Let no one be mistaken, Prime Minister Binyamin Netanyahu told Likud members Tuesday evening: Time and time again, Israel has gone out of its way and bent over backwards to get Palestinian Authority chief Mahmoud Abbas to the negotiating table, but has been rebuffed every time.
“We are a nation that seeks peace,” Netanyahu said at a pre-New Year get-together, a day before he is set to leave for the UN General Assembly, where he is to speak Friday.
“We have been attacked over and over by those opposed not only to our state, but to our existence. This is the basic truth, and we will say it at the United Nations.”
Netanyahu said that he appreciated the warm welcome he received from those attending the event, which will probably contrast with the far less positive reception his speech at the UN was likely to generate. But it didn't matter, he said; Israel could not afford to make the concessions demanded of it by the PA and western countries.

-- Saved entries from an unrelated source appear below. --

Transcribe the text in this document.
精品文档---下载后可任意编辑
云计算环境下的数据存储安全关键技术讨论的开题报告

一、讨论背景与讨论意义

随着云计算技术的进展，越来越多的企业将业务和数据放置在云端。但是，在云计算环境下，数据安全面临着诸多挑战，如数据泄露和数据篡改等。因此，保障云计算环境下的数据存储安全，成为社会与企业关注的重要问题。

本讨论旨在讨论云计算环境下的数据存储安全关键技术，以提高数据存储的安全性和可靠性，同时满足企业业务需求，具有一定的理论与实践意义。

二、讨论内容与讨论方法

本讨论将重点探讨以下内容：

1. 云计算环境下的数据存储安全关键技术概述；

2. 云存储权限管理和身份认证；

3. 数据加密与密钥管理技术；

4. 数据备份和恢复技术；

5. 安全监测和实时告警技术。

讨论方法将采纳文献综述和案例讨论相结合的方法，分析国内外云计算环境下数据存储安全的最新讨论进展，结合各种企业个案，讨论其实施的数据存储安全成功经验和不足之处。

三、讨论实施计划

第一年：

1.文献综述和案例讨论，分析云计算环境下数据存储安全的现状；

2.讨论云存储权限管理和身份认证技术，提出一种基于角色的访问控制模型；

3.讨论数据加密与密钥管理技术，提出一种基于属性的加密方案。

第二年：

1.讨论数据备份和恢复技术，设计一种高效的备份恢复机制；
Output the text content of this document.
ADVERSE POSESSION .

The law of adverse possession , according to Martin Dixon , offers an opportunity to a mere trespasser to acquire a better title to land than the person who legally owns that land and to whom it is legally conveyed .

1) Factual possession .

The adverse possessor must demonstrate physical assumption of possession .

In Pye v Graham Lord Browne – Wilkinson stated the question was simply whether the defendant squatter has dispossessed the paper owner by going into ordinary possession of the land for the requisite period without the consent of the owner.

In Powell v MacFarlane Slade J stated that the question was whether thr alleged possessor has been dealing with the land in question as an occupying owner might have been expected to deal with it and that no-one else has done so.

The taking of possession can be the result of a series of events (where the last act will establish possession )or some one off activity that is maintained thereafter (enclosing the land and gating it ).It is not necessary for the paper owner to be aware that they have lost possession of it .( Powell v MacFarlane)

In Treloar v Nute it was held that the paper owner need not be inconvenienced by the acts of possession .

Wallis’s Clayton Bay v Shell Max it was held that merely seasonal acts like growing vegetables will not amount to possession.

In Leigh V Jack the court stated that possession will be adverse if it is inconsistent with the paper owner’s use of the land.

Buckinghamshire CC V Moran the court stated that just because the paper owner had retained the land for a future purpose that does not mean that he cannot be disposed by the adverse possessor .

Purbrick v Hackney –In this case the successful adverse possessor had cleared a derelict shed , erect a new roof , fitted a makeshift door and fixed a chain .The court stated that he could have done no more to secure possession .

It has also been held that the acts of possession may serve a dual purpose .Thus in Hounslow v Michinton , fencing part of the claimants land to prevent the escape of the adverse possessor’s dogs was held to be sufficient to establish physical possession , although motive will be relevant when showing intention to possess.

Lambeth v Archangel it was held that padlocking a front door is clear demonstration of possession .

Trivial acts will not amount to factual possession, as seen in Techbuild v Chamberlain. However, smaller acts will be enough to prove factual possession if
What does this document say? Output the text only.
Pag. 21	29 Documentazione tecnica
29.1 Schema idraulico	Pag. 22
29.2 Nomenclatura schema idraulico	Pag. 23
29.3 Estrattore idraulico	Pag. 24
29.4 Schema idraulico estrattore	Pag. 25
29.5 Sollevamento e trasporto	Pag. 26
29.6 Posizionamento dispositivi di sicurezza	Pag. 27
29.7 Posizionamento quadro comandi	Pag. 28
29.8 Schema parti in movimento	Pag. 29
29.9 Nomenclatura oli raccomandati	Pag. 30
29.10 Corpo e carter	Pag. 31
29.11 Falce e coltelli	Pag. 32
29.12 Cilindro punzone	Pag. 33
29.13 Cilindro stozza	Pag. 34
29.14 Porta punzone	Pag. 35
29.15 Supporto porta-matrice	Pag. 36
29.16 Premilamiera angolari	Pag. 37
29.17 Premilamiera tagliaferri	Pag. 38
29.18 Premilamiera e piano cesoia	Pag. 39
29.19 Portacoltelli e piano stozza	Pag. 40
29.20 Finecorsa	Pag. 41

Warning against falling for a peace deal hastily put together that would not take Israel's security needs into account, Netanyahu said that “major concessions by Israel would probably be greeted warmly by world leaders, but in the end it would cause missile attacks on the entire country. The road to peace lies with direct negotiations, and not through detours at the UN,” he added.
Echoing Netanyahu's comments on who was being intransigent on negotiations, Deputy Foreign Minister Danny Ayalon said in an interview on Israel TV that Israel was more than ready to reopen talks with Abbas – but that the decision was up to the PA chief. “We, along with members of the Quarter, are making mighty efforts to get Abbas to meet the Prime Minister.”
So far, he added, all efforts have failed; it appears that Abbas is just not interested in talking, but in forcing an outcome on Israel. “The whole idea of going to the UN was a refusal on their part to discuss issues with us, and an attempt to force us to accept their position,” Ayalon said of the PA's strategy, adding that Abbas wasn't really interested in peace, but “in his place in history. When you sign a deal, you cannot aid in the abrogation of that deal. Otherwise what value do future deals have?”